What Is The True Story Behind “The Sound of Music’s” Gazebo Scenes?
Two of The Sound of Music’s most iconic romance scenes - the “Sixteen Going on Seventeen” profession of young love between the stunning Liesl (Charmian Carr) and almost-Nazi Rolfe (Daniel Truhitte), and the long-awaited first kiss between Maria (Julie Andrews) and Captain Von Trapp (Christopher Plummer) - took place in the Von Trapp family gazebo. But shooting both of those scenes was anything but romantic.
The “Sixteen Going on Seventeen” scene was the very last filmed for The Sound of Music, and it was almost wrecked by gazebo-induced injury.
In Liesl and Rolfe’s number, Liesl dances around on the gazebo benches as the two perform their song. It looks gorgeous and effortless, but that whimsy almost cost Charmian Carr her ankle. The gazebo’s benches weren’t decorated with any kind of traction-granting material, and on the very first take, Carr executed her first leap and kept on going straight through the plate glass wall of the gazebo and onto the soundstage floor. She wasn’t badly cut, but her right ankle was sprained. She was given a pain injection by the studio doctor who also applied a bandage, added makeup, and wardrobe added stockings to her costume in an attempt to hide it all. Her one ankle is visibly thicker than the other in the film because of this.
Maria and the Captain notably shared a kiss in that same gazebo, at the conclusion of their number “Something Good.” The two had a fit of the giggles every time they sang up close to each other’s faces - the result of a buzzing studio light making fart noises.

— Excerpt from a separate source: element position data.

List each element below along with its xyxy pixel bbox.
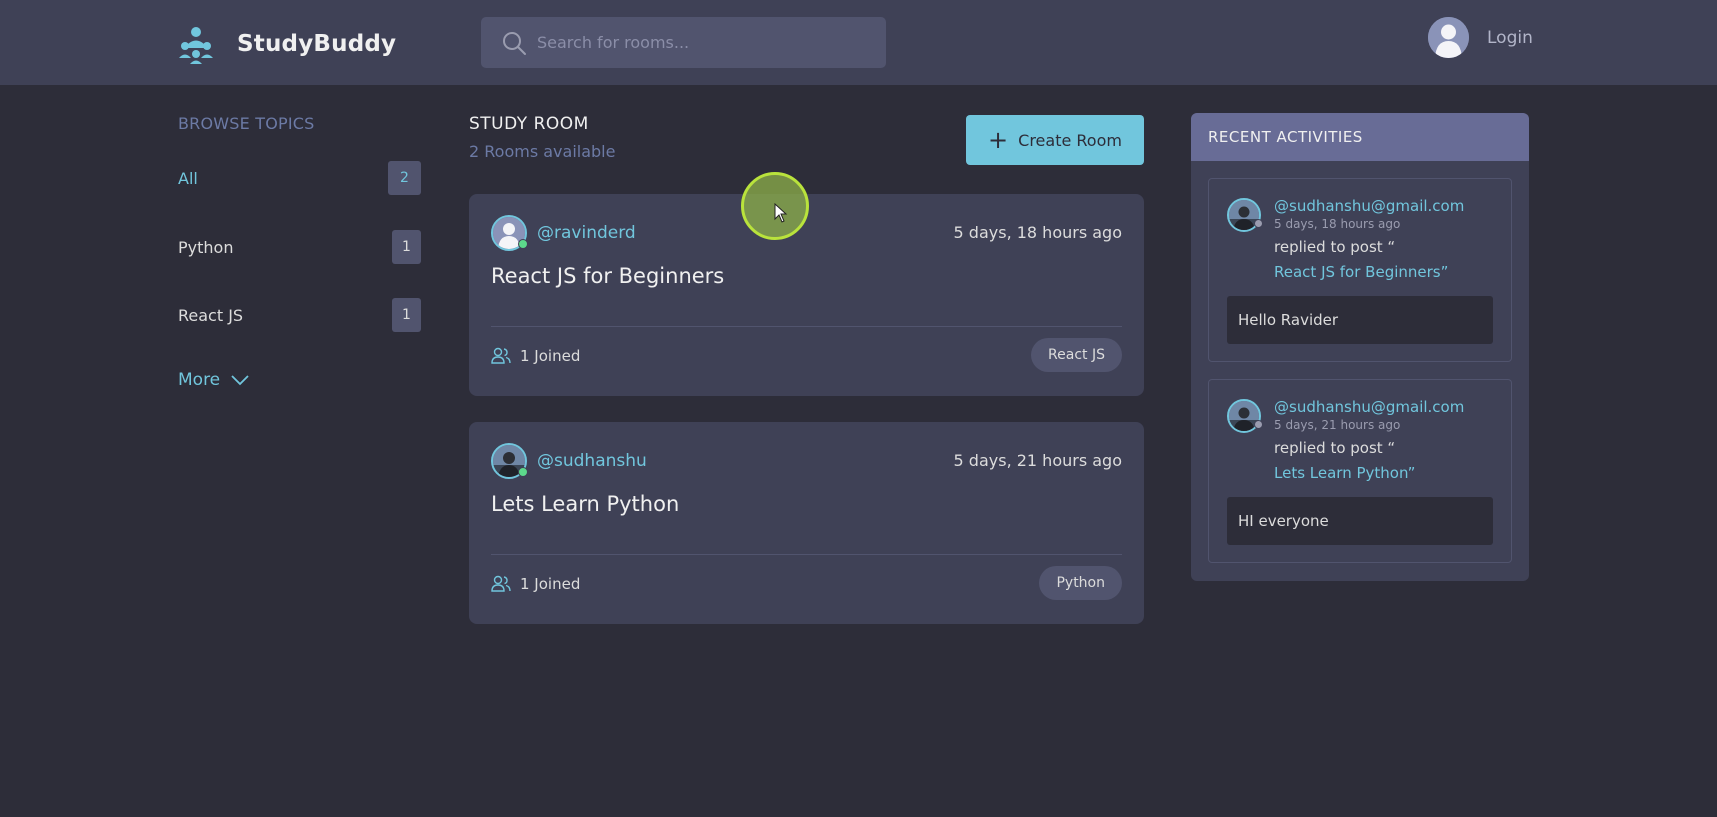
host-avatar bbox=[491, 443, 528, 479]
room-title[interactable]: React JS for Beginners bbox=[491, 264, 724, 288]
status-dot bbox=[1254, 420, 1263, 429]
topics-sidebar: BROWSE TOPICS All 2 Python 1 React JS 1 … bbox=[178, 114, 421, 390]
logo[interactable]: StudyBuddy bbox=[176, 24, 396, 64]
online-status-dot bbox=[518, 467, 528, 477]
activity-timestamp: 5 days, 21 hours ago bbox=[1274, 418, 1401, 432]
activity-message: HI everyone bbox=[1227, 497, 1493, 545]
activity-username[interactable]: @sudhanshu@gmail.com bbox=[1274, 197, 1464, 215]
create-room-button[interactable]: + Create Room bbox=[966, 115, 1144, 165]
status-dot bbox=[1254, 219, 1263, 228]
topic-item-python[interactable]: Python 1 bbox=[178, 230, 421, 264]
more-topics-link[interactable]: More bbox=[178, 370, 250, 390]
topic-count: 1 bbox=[392, 298, 421, 332]
browse-topics-heading: BROWSE TOPICS bbox=[178, 114, 315, 133]
host-username: @ravinderd bbox=[537, 223, 636, 243]
room-topic-tag[interactable]: React JS bbox=[1031, 338, 1122, 372]
activity-post-link[interactable]: Lets Learn Python” bbox=[1274, 464, 1415, 482]
app-name: StudyBuddy bbox=[237, 31, 397, 57]
topic-item-all[interactable]: All 2 bbox=[178, 161, 421, 195]
more-label: More bbox=[178, 370, 221, 390]
activity-username[interactable]: @sudhanshu@gmail.com bbox=[1274, 398, 1464, 416]
search-bar bbox=[481, 17, 886, 68]
room-host[interactable]: @sudhanshu bbox=[491, 443, 647, 479]
mouse-pointer-icon bbox=[774, 203, 788, 223]
activity-timestamp: 5 days, 18 hours ago bbox=[1274, 217, 1401, 231]
page-title: STUDY ROOM bbox=[469, 114, 589, 134]
activity-item: @sudhanshu@gmail.com 5 days, 18 hours ag… bbox=[1208, 178, 1512, 362]
room-card[interactable]: @ravinderd 5 days, 18 hours ago React JS… bbox=[469, 194, 1144, 396]
room-timestamp: 5 days, 21 hours ago bbox=[953, 451, 1122, 470]
users-icon bbox=[491, 575, 511, 592]
topic-count: 2 bbox=[388, 161, 421, 195]
activity-avatar[interactable] bbox=[1227, 198, 1263, 232]
user-silhouette-icon bbox=[1428, 17, 1469, 58]
user-area: Login bbox=[1428, 17, 1533, 58]
search-input[interactable] bbox=[537, 33, 867, 52]
recent-activities-panel: RECENT ACTIVITIES @sudhanshu@gmail.com 5… bbox=[1191, 113, 1529, 581]
activity-item: @sudhanshu@gmail.com 5 days, 21 hours ag… bbox=[1208, 379, 1512, 563]
recent-activities-heading: RECENT ACTIVITIES bbox=[1191, 113, 1529, 161]
host-avatar bbox=[491, 215, 528, 251]
activity-post-link[interactable]: React JS for Beginners” bbox=[1274, 263, 1448, 281]
activity-action: replied to post “ bbox=[1274, 439, 1396, 457]
activity-action: replied to post “ bbox=[1274, 238, 1396, 256]
room-timestamp: 5 days, 18 hours ago bbox=[953, 223, 1122, 242]
topic-label: React JS bbox=[178, 305, 244, 325]
logo-icon bbox=[179, 27, 213, 64]
search-icon bbox=[503, 31, 526, 55]
room-title[interactable]: Lets Learn Python bbox=[491, 492, 679, 516]
activity-message: Hello Ravider bbox=[1227, 296, 1493, 344]
divider bbox=[491, 326, 1122, 327]
login-link[interactable]: Login bbox=[1487, 28, 1533, 48]
plus-icon: + bbox=[988, 126, 1009, 154]
room-topic-tag[interactable]: Python bbox=[1039, 566, 1122, 600]
top-header: StudyBuddy Login bbox=[0, 0, 1717, 85]
chevron-down-icon bbox=[231, 375, 249, 386]
room-participants: 1 Joined bbox=[491, 575, 580, 593]
topic-label: All bbox=[178, 168, 198, 188]
topic-count: 1 bbox=[392, 230, 421, 264]
study-room-header: STUDY ROOM 2 Rooms available bbox=[469, 114, 615, 161]
rooms-available-text: 2 Rooms available bbox=[469, 142, 616, 161]
activity-avatar[interactable] bbox=[1227, 399, 1263, 433]
joined-count: 1 Joined bbox=[520, 575, 581, 593]
topic-item-react-js[interactable]: React JS 1 bbox=[178, 298, 421, 332]
divider bbox=[491, 554, 1122, 555]
users-icon bbox=[491, 347, 511, 364]
room-card[interactable]: @sudhanshu 5 days, 21 hours ago Lets Lea… bbox=[469, 422, 1144, 624]
room-participants: 1 Joined bbox=[491, 347, 580, 365]
joined-count: 1 Joined bbox=[520, 347, 581, 365]
create-room-label: Create Room bbox=[1018, 130, 1122, 150]
topic-label: Python bbox=[178, 237, 234, 257]
room-host[interactable]: @ravinderd bbox=[491, 215, 636, 251]
online-status-dot bbox=[518, 239, 528, 249]
host-username: @sudhanshu bbox=[537, 451, 647, 471]
user-avatar[interactable] bbox=[1428, 17, 1469, 58]
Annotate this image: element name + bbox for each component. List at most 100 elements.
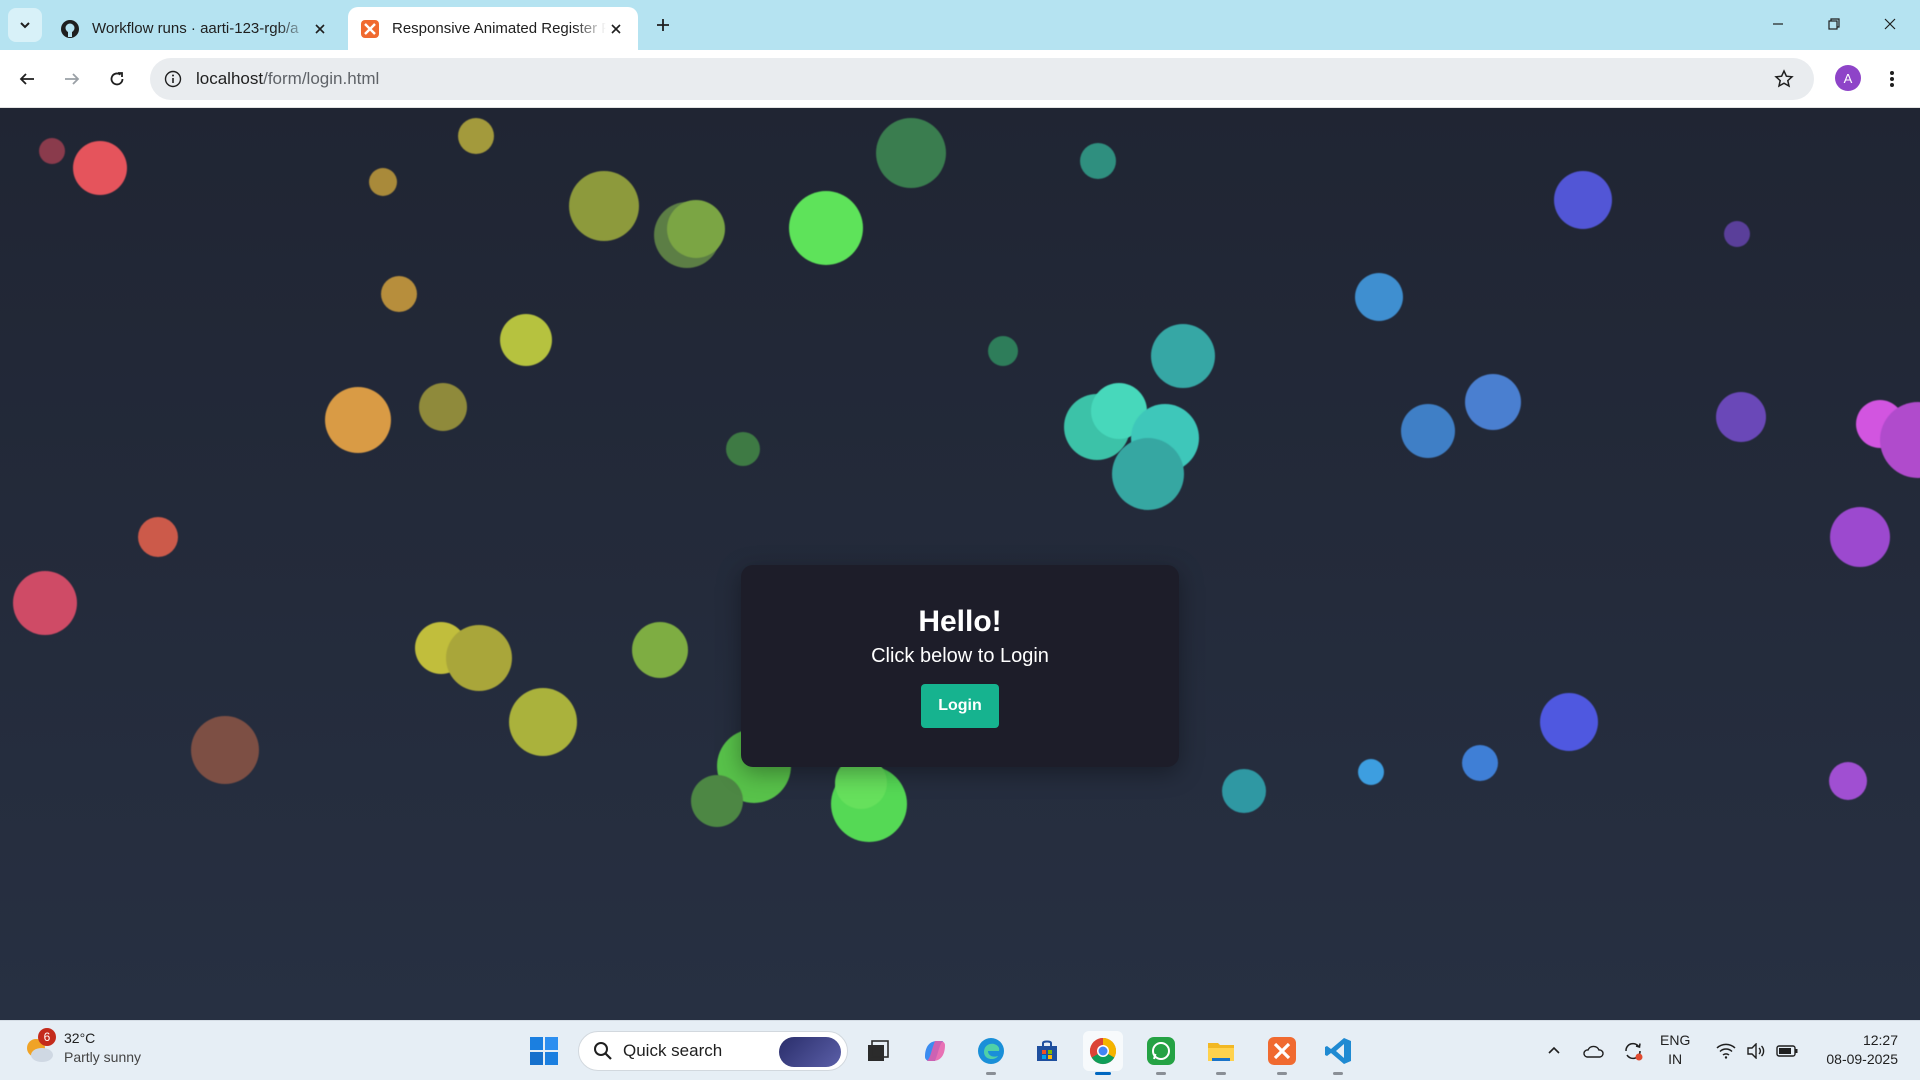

Andrews said in an interview,
“Chris and I were standing very close. We were face to face, about an inch away from each other, looking into each others eyes. We were just getting to the point where we would say ‘I love you’ or we’d start kissing… and then those old arc lights would let out a loud ‘raspberry!’ It was like a comment on our scene! Well, Chris and I would start laughing. We couldn’t help it. Then we’d go back to the scene again, and those lights would start groaning at us again! Our giggling got even worse. In fact it got to the point where we couldn’t get through the scene!”
They actually couldn’t get through the scene. In the film’s final cut, the kiss is done in silhouette, which was director Robert Wise’s solution to the laughter problem. In silhouette, nobody would be able to tell that Andrews and Plummer were chuckling underneath what should be a serious, passionate kiss.